There was a second important modification to the Statement that has gone largely unnoticed by the commentariat. While acknowledging its role as a lender of last resort to institutions in crisis, the RBA has added this ostensibly curious rider to its financial stability responsibilities:

“The Reserve Bank's mandate to uphold financial stability does not equate to a guarantee of solvency for financial institutions, and the Bank does not see its balance sheet as being available to support insolvent institutions.”

At first, I thought this was just jaw-boning. After all, it is contradictory. The fact is that if any retail bank is subject to a sustained liquidity shock, they risk immediate insolvency given the asset-liability mismatches that underpin their business models. The RBA showed during the GFC that it would vouchsafe the banks’ liquidity during such circumstances. So when I read this paragraph I had thought that it was just RBA rhetoric seeking to insure against moral hazard by declaring that ‘there are no guarantees that we will bail you guys out.’ Given all the major banks are too-big-to-fail this appeared like an empty threat.

But my friend Matt Johnson at UBS offered a more nuanced insight. We had previously discussed how we thought the Governor was concerned about the ‘politicisation’ of monetary policy in the US and UK as central banks engaged in quantitative easing and effectively encroached on traditional fiscal policy territory.
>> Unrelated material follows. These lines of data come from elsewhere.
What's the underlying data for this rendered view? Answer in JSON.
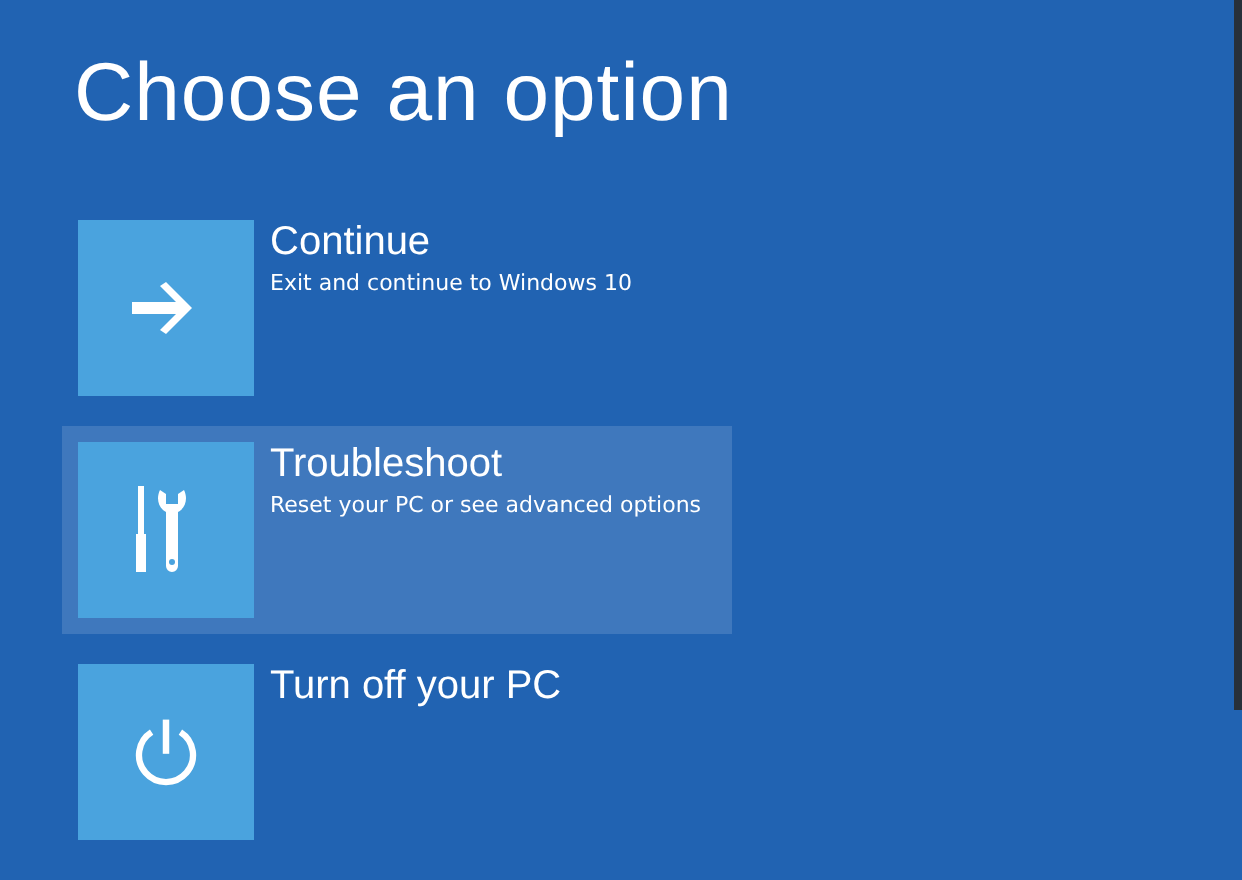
{
  "title": "Choose an option",
  "options": [
    {
      "label": "Continue",
      "description": "Exit and continue to Windows 10",
      "selected": false
    },
    {
      "label": "Troubleshoot",
      "description": "Reset your PC or see advanced options",
      "selected": true
    },
    {
      "label": "Turn off your PC",
      "selected": false
    }
  ]
}
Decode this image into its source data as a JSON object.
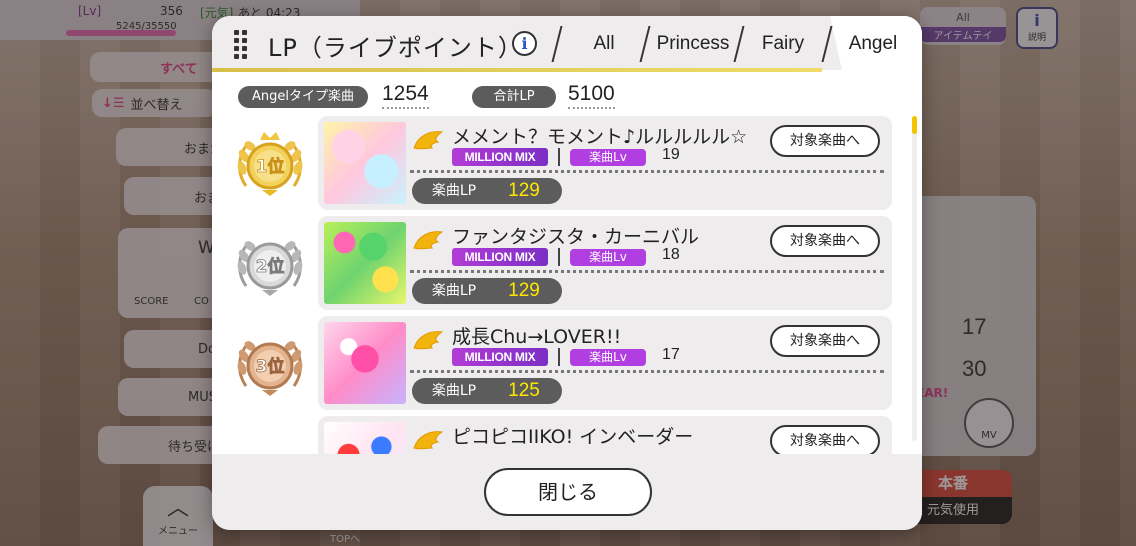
{
  "background": {
    "lv_label": "[Lv]",
    "lv_value": "356",
    "exp": "5245/35550",
    "genki_label": "[元気]",
    "genki_time": "あと 04:23",
    "sort_all": "すべて",
    "sort_order": "並べ替え",
    "list_items": [
      "おまか",
      "おま",
      "W",
      "Do",
      "MUS",
      "待ち受け"
    ],
    "score_label": "SCORE",
    "co_label": "CO",
    "right_num_1": "17",
    "right_num_2": "30",
    "honban": "本番",
    "honban_sub": "元気使用",
    "item_btn_top": "All",
    "item_btn_sub": "アイテムテイ",
    "help_btn": "説明",
    "menu_btn": "メニュー",
    "top_link": "TOPへ",
    "mv_label": "MV",
    "clear_label": "EAR!"
  },
  "modal": {
    "title": "LP（ライブポイント）",
    "tabs": [
      "All",
      "Princess",
      "Fairy",
      "Angel"
    ],
    "active_tab": "Angel",
    "summary": {
      "type_label": "Angelタイプ楽曲",
      "type_count": "1254",
      "total_label": "合計LP",
      "total_value": "5100"
    },
    "songs": [
      {
        "rank_text": "1位",
        "title": "メメント？モメント♪ルルルルル☆",
        "badge": "MILLION MIX",
        "lv_label": "楽曲Lv",
        "lv": "19",
        "lp_label": "楽曲LP",
        "lp": "129",
        "button": "対象楽曲へ"
      },
      {
        "rank_text": "2位",
        "title": "ファンタジスタ・カーニバル",
        "badge": "MILLION MIX",
        "lv_label": "楽曲Lv",
        "lv": "18",
        "lp_label": "楽曲LP",
        "lp": "129",
        "button": "対象楽曲へ"
      },
      {
        "rank_text": "3位",
        "title": "成長Chu→LOVER!!",
        "badge": "MILLION MIX",
        "lv_label": "楽曲Lv",
        "lv": "17",
        "lp_label": "楽曲LP",
        "lp": "125",
        "button": "対象楽曲へ"
      },
      {
        "rank_text": "",
        "title": "ピコピコIIKO! インベーダー",
        "badge": "",
        "lv_label": "",
        "lv": "",
        "lp_label": "",
        "lp": "",
        "button": "対象楽曲へ"
      }
    ],
    "close": "閉じる"
  },
  "colors": {
    "gold": "#e8b923",
    "silver": "#a8a8a8",
    "bronze": "#c08a5e",
    "million_mix": "#b23cd6",
    "lp_value": "#ffe600",
    "header_underline": "#e0c85a"
  },
  "icons": [
    "grip-icon",
    "info-icon",
    "wing-icon",
    "medal-icon",
    "up-chevron-icon"
  ]
}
In this context, Matt’s view, which I agree with, is that the new text in the Statement is the RBA effectively telling government, If you want to recapitalise failed institutions, that is your prerogative. But it is not the RBA’s job. So use Treasury. In short, by including this new caveat the RBA is quarantining its balance-sheet against the vagaries of political decision-making. A non-trivial development.